3. The combination of claim 1, characterized by the active agent diacerein, is in a concentration of from approximately 0.01 to approximately 500 mg.

4. The combination of claim 1, useful for the preparation of a drug product for pain and inflammation therapy in osteoarthritis, rheumatoid arthritis and/or degenerative joint disease with an additional anti-arthrosic effect in mammals.

5. The combination of claim 1, useful for the preparation of a drug product that is formulated in a single dosing unit to be administered orally in the form of capsules, tablets, sublingual tablets, granules, caplets, suspensions or solutions. In both intramuscular and intravenous injectable form and in the form of topical patches, ointments, gels and creams. As well as in suppositories or transdermal, oral or nasal inhalation devices.

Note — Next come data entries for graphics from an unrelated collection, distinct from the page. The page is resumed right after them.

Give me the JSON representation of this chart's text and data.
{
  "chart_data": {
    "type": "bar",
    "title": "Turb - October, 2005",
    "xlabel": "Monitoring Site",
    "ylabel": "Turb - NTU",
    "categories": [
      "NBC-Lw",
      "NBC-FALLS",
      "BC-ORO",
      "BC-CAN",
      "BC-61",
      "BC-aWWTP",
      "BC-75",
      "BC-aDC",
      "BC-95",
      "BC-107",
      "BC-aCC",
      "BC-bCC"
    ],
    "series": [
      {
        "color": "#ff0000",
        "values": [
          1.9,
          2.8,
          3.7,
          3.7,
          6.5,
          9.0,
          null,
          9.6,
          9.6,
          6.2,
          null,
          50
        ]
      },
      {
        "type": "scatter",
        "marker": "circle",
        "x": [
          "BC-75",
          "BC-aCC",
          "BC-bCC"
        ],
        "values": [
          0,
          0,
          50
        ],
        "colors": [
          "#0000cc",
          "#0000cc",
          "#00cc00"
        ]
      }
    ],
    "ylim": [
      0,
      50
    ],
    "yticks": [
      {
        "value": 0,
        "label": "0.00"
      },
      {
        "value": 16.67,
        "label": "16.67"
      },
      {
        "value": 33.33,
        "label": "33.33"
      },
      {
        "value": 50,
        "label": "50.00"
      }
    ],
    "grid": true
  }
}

6. The combination of claim 1, where mammal refers to a human being or an animal.

7. A treatment method for the pain and inflammation of osteoarthritis, rheumatoid arthritis and/or degenerative joint disease that comprises administering to mammals that suffer from said disease an effective amount of the combination of at least one compound selected from the group of selective COX-2 inhibitors, preferably celecoxib or its pharmaceutically acceptable salts and at least one compound selected from the group of anthraquinone derivatives, preferably diacerein or its pharmaceutically acceptable salts.

8. A treatment method for neuropathic and/or nociceptive pain pursuant to claim 7, where the compounds are administered by oral, nasal, topical, intramuscular and/or intravenous means.

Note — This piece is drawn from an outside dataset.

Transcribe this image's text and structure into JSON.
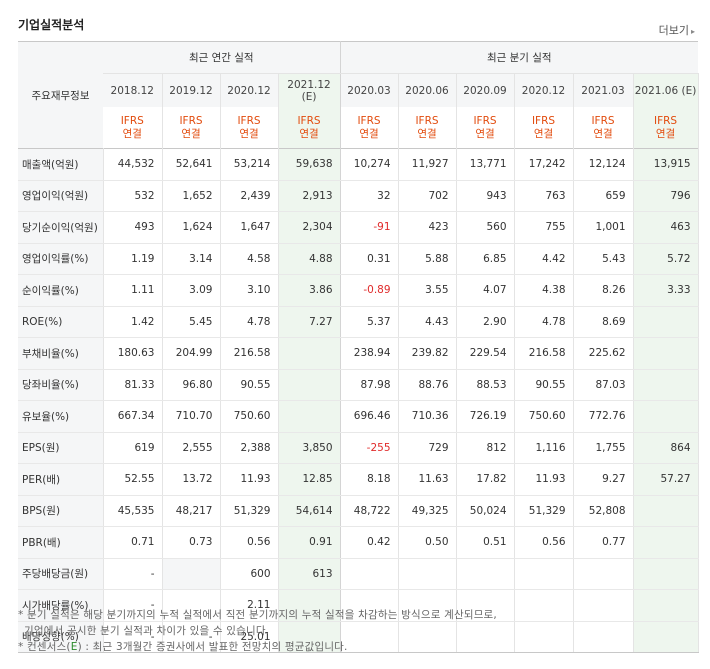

9. A method for the treatment of pain and inflammation in osteoarthritis, rheumatoid arthritis and/or degenerative joint disease under claim 8, where the compounds are administered in amounts of from approximately 0.01 mg to approximately 1000 mg a day of celecoxib or its pharmaceutically acceptable salts and from approximately 0.01 mg to approximately 500 mg a day of diacerein or its pharmaceutically acceptable salts.